What we have to keep in mind here is just how low the security bar is still set for so many people. Probably not for you being someone interested in reading this sort of material in the first place, but for the billions of "normals" out there now using mobile devices. Touch ID and Face ID are so frictionless that they remove the usability barrier PINs post. There's a good reason Apple consistently shows biometric authentication in all their demos - because it's just such a slick experience.
The majority of negative commentary I'm seeing about Face ID in particular amounts to "facial recognition is bad" and that's it. Some of those responses seem to be based on the assumption that it introduces a privacy risk in the same way as facial tracking in, say, the local supermarket would. But that's not the case here; the data is stored in the iPhone's secure enclave and never leaves the device:
More than anything though, we need to remember that Face ID introduces another security model with its own upsides and downsides on both security and usability. It's not "less secure than a PIN", it's differently secure and the trick now is in individuals choosing the auth model that's right for them.
I'll order an iPhone X when they hit the store next month and I'll be giving Face ID a red hot go. I'll also be watching closely as smart security folks around the world try to break it :)

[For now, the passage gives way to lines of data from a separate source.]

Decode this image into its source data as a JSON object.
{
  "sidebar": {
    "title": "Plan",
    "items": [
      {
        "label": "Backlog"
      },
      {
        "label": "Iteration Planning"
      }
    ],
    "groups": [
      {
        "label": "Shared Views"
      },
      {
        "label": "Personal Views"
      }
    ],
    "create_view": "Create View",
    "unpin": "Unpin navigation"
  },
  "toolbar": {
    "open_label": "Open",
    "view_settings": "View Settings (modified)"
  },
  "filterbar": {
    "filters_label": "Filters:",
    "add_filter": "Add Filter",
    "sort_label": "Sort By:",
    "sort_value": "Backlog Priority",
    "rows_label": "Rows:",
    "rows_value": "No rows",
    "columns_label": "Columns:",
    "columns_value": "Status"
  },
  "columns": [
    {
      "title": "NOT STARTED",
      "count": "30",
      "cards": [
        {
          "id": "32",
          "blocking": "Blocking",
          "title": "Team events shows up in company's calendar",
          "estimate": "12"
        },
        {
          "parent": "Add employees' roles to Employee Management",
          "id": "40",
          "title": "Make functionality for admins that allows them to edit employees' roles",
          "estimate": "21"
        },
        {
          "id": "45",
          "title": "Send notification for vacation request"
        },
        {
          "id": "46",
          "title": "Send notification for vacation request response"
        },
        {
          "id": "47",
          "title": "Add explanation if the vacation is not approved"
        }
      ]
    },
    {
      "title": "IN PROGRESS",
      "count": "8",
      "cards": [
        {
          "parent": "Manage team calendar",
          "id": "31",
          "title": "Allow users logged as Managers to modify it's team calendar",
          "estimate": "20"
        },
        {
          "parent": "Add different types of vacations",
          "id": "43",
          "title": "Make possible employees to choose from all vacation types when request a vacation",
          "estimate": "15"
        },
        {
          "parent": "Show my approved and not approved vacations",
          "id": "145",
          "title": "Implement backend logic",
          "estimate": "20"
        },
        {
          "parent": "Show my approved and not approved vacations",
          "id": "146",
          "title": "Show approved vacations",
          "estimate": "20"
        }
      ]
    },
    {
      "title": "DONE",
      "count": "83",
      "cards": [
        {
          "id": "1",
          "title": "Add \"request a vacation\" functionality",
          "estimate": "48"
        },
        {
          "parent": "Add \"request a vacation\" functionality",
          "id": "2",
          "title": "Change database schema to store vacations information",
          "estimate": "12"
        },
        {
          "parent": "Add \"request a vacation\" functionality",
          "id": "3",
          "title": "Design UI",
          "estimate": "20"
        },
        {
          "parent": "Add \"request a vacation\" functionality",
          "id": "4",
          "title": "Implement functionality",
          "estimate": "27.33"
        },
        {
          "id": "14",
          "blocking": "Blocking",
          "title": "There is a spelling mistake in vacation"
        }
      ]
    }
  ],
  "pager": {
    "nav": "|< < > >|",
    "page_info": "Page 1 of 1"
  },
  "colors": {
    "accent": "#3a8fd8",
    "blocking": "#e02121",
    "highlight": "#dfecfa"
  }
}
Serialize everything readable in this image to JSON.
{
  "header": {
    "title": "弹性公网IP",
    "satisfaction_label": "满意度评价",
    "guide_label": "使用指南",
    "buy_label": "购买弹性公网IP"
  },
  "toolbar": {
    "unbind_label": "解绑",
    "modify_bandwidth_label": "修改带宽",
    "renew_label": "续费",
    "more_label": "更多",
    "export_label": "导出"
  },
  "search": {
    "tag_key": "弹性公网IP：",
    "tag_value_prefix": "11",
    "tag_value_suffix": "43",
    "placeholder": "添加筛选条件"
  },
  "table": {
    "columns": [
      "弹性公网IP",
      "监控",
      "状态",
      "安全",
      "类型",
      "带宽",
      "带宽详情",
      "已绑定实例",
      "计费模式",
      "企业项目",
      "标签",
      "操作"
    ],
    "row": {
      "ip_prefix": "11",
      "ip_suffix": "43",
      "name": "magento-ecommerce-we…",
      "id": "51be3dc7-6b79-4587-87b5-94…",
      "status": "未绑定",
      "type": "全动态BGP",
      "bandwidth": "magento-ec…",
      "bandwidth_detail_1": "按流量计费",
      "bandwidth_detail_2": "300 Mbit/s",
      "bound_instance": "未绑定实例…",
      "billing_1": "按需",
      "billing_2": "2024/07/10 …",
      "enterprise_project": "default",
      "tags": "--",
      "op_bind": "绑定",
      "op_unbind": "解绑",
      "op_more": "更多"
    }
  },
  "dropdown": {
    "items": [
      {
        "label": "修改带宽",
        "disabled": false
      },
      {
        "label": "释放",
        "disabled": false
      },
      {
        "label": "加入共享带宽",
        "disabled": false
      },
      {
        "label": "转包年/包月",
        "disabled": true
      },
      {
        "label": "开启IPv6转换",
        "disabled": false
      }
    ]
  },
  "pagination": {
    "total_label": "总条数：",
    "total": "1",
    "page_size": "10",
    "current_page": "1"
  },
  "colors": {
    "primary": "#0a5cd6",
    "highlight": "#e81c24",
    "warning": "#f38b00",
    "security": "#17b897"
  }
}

Edit 1: TechCrunch has published a great interview with Craig Federighi that answers many of the questions that have been raised in this blog post and in the subsequent comments. Highly recommended reading!
Edit 2: Someone pointed me at a great video from last year's WWDC titled How iOS Security Really Works. At the 12:45 mark, they share info on Touch ID including the following three slides:
I've shared these here because they're enormously important with regards to the narrative about the frequency with which people unlock their devices and the value proposition of reducing friction. The numbers speak for themselves.